# Supervised Learning

In [1]:
import numpy as np
import pandas as pd
import matplotlib.pyplot as plt
import seaborn as sns
%matplotlib inline

## Part 1: Preparing the data

Start by loading the data `data/online_retail.csv`, don't forget to use the column `CustomerID` as a row index.

In [2]:
customers_ml_data = pd.read_csv("data/online_retail.csv", index_col = "CustomerID")
customers_ml_data.head()


Unnamed: 0_level_0,Austria,Belgium,Finland,France,Germany,Italy,Norway,Portugal,Spain,Switzerland,...,balance,max_spent,mean_spent,min_spent,n_orders,total_items,total_items_returned,total_refunded,total_spent,has_returned
CustomerID,Unnamed: 1_level_1,Unnamed: 2_level_1,Unnamed: 3_level_1,Unnamed: 4_level_1,Unnamed: 5_level_1,Unnamed: 6_level_1,Unnamed: 7_level_1,Unnamed: 8_level_1,Unnamed: 9_level_1,Unnamed: 10_level_1,Unnamed: 11_level_1,Unnamed: 12_level_1,Unnamed: 13_level_1,Unnamed: 14_level_1,Unnamed: 15_level_1,Unnamed: 16_level_1,Unnamed: 17_level_1,Unnamed: 18_level_1,Unnamed: 19_level_1,Unnamed: 20_level_1,Unnamed: 21_level_1
12348,0,0,1,0,0,0,0,0,0,0,...,0.383285,1.250693,1.431525,0.513598,-0.134499,2.257327,0.177632,0.250957,0.375547,no
12350,0,0,0,0,0,0,1,0,0,0,...,-0.555081,-0.636253,-0.573046,0.022799,-0.69584,-0.522217,0.177632,0.250957,-0.557665,yes
12352,0,0,0,0,0,0,1,0,0,0,...,-0.148636,0.097227,-0.374642,-0.760775,0.426842,-0.281712,-1.054751,-1.146316,-0.122088,no
12354,0,0,0,0,0,0,0,0,1,0,...,-0.349333,0.121654,1.005066,2.112152,-0.69584,-0.38324,0.177632,0.250957,-0.353048,yes
12356,0,0,0,0,0,0,0,1,0,0,...,1.103279,3.917886,5.490954,3.525167,-0.41517,1.249951,0.177632,0.250957,1.091586,no


### Learning Activity: Get X and y

In order to feed the data into our classification models in scikit-learn, we need to split our dataset into the feature matrix `X` and the target vector `y`. Use `loc` or `iloc` to select all columns except the last one (`has_returned`) for `X` and only the last column (`has_returned`) for `y`.

In [3]:
# get X and y
X = customers_ml_data.iloc[:,:-1] #except the last one "has_returned"
y = customers_ml_data.iloc[:,-1]


In [4]:
# Check the dimensionality of X and y
print ("X dimensions: ", X.shape)
print ("y dimensions: ", y.shape)


X dimensions:  (3126, 20)
y dimensions:  (3126,)


### Learning Activity - Investigate the y frequencies

An important aspect to understand before applying any classification algorithm is how the output labels are distributed. Are they evenly distributed or not? Imbalances in distribution of labels can often lead to poor classification results for the minority class even if the classification results for the majority class are very good.
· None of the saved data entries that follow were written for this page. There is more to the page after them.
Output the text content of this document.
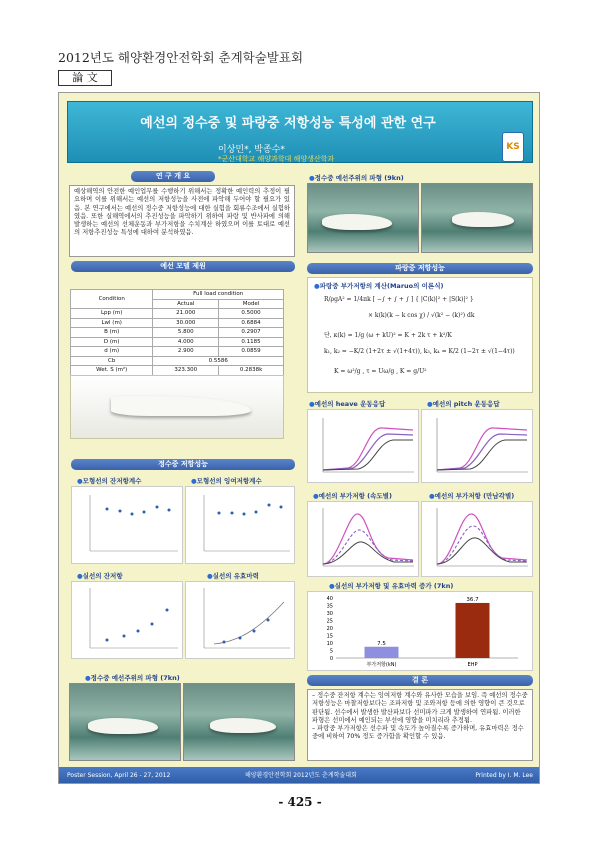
2012년도 해양환경안전학회 춘계학술발표회
論 文
예선의 정수중 및 파랑중 저항성능 특성에 관한 연구
이상민*, 박종수*
*군산대학교 해양과학대 해양생산학과
KS
연 구 개 요
예상해역의 안전한 예인업무를 수행하기 위해서는 정확한 예인력의 추정이 필요하며 이를 위해서는 예선의 저항성능을 사전에 파악해 두어야 할 필요가 있음. 본 연구에서는 예선의 정수중 저항성능에 대한 실험을 회류수조에서 실험하였음. 또한 실해역에서의 추진성능을 파악하기 위하여 파랑 및 반사파에 의해 발생하는 예선의 선체운동과 부가저항을 수치계산 하였으며 이를 토대로 예선의 저항추진성능 특성에 대하여 분석하였음.
● 정수중 예선주위의 파형 (9kn)
예선 모델 제원
Condition	Full load condition	
	Actual	Model
Lpp (m)	21.000	0.5000
Lwl (m)	30.000	0.6884
B (m)	5.800	0.2907
D (m)	4.000	0.1185
d (m)	2.900	0.0859
Cb	0.5586	
Wet. S (m²)	323.300	0.2838k
파랑중 저항성능
● 파랑중 부가저항의 계산(Maruo의 이론식)
R/ρgA² = 1/4πk [ −∫ + ∫ + ∫ ] { |C(k)|² + |S(k)|² }
× k(k)(k − k cos χ) / √(k² − (k)²) dk
단, κ(k) = 1/g (ω + kU)² = K + 2k τ + k²/K
k₁, k₂ = −K/2 (1+2τ ± √(1+4τ)), k₃, k₄ = K/2 (1−2τ ± √(1−4τ))
K = ω²/g , τ = Uω/g , K = g/U²
● 예선의 heave 운동응답	● 예선의 pitch 운동응답
정수중 저항성능
● 모형선의 잔저항계수	● 모형선의 잉여저항계수
● 예선의 부가저항 (속도별)	● 예선의 부가저항 (만남각별)
● 실선의 잔저항	● 실선의 유효마력
● 실선의 부가저항 및 유효마력 증가 (7kn)
0
5
10
15
20
25
30
35
40
7.5
부가저항(kN)
36.7
EHP
● 정수중 예선주위의 파형 (7kn)	결 론
– 정수중 잔저항 계수는 잉여저항 계수와 유사한 모습을 보임. 즉 예선의 정수중 저항성능은 마찰저항보다는 조파저항 및 조와저항 등에 의한 영향이 큰 것으로 판단됨. 선수에서 발생한 발산파보다 선미파가 크게 발생하여 연파됨. 이러한 파형은 선미에서 예인되는 부선에 영향을 미치리라 추정됨.
– 파랑중 부가저항은 선수파 및 속도가 높아질수록 증가하며, 유효마력은 정수중에 비하여 70% 정도 증가함을 확인할 수 있음.
Poster Session, April 26 - 27, 2012	해양환경안전학회 2012년도 춘계학술대회	Printed by I. M. Lee
- 425 -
Use `value_counts` on `y` to get the frequency of each value.

BONUS: try to call `.plot(kind="bar")` on the array to plot it as a bar plot

In [None]:
# Calculate the y frequencies
y.value_counts()
y.value_counts().plot(kind="bar")


### Learning Activity: Encode categorical values

In our current dataset, you can see that the y values are categorical (i.e. they only take one of a discrete set of values) and have a non-numeric representation, `yes` vs. `no`. This can be problematic for scikit-learn and plotting functions in Python, since they assume numerical values, so we need to map the text categories to numerical representations. To do so, you can use the function `.map()` that takes as argument a dictionary in which you can define as a `key` the value to transform and as `value` the thing you want to change it to (check the documentation for more details).

In [None]:
# Convert the categorical values of y into numbers using map

y = y.map({"yes": 1, "no": 0})


In [None]:
# print the y frequencies now
y.value_counts()


### Learning Activity - Split the data into training and test sets

Training and testing a classification model on the same dataset is a methodological mistake: a model that would just repeat the labels of the samples that it has just seen would have a perfect score but would fail to predict anything useful on yet-unseen data (poor generalisation). To use different datasets for training and testing, we need to split the dataset into two disjoint sets: train and test (**Holdout method**) using the `train_test_split` function.

In [None]:
from sklearn.model_selection import train_test_split

In [None]:
# Split the raw data into training and test sets
X_train, X_test, y_train, y_test = train_test_split(X, y, random_state=1)


In [None]:
# Print the dimensionality of the individual splits
print ("X_train dimensions: ", X_train.shape)
print ("y_train dimensions: ", y_train.shape)
print ("X_test dimensions: ", X_test.shape)
print ("y_test dimensions: ", y_test.shape)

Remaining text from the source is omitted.